A procedure call that has not yet returned is active. Some procedure calls are tail calls.

A tail call is a call expression in a tail context:

  • The last body sub-expression in a lambda expression
  • Sub-expressions 2 & 3 in a tail context if expression
  • All non-predicate sub-expressions in a tail context cond
  • The last sub-expression in a tail context and or or
  • The last sub-expression in a tail context begin

In declarative languages such as SQL: A "program" is a description of the desired result. The interpreter figures out how to generate the result.
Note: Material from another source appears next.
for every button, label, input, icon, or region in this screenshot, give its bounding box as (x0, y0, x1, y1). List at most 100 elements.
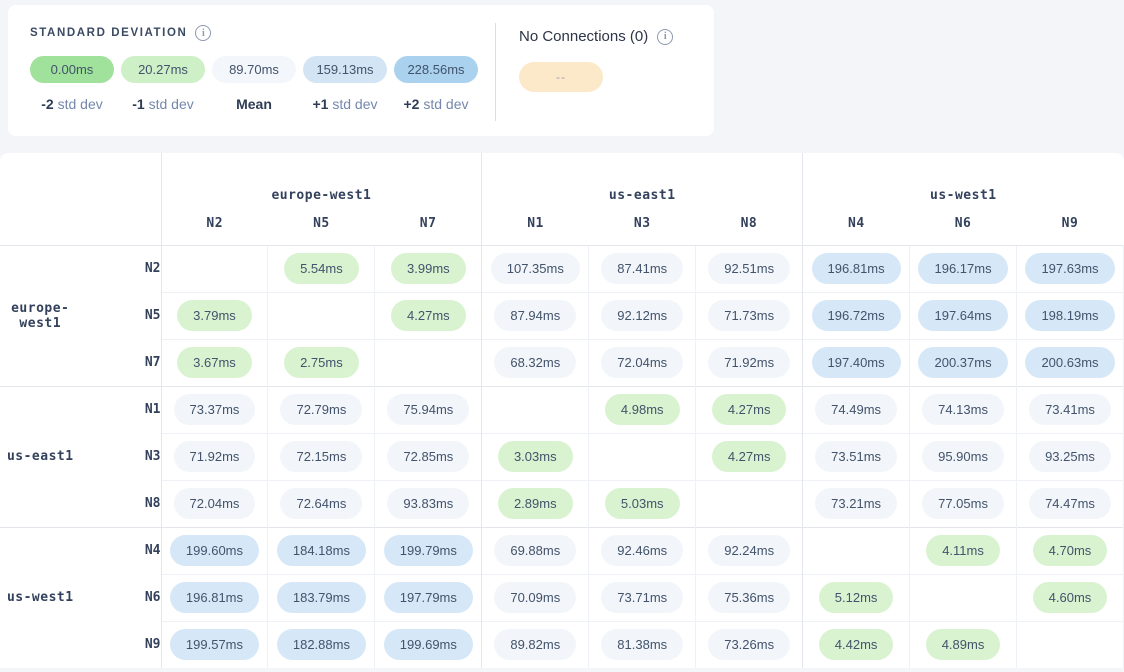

In impertive language such as Python: A "program" is a descriptions of computational processes. The interpreter carries out execution/evaluation rules.

create table cities as
select 38 as latitude, 122 as longitude, "Berkeley" as name union
select 42, 71, "Cambridge" union
select 45, 93, "Minneapolis";
  • A select statement creates a new table, either from scratch or by projecting a table.
  • A create table statement gives a global name to a table.

A select statement always includes a comma-separated list of column descriptions. A column description is an expression, optionally followed by as and a column name: select [expression] as [name], [expressions] as [name], ...;. Selecting literals creates a one-row table. The union of two select statements is a table containing the rows of both of their results.

A select statement can specify an input table using a from clause. A subset of the rows of the input table can be selected using a where clause. An ordering over the remaining rows can be declared using an order by clause.

Two tables A & B are joined by a comma to yield all combos of a row from A & a row from B. Two tables may share a column name; dot expressions and aliases disambiguate column values.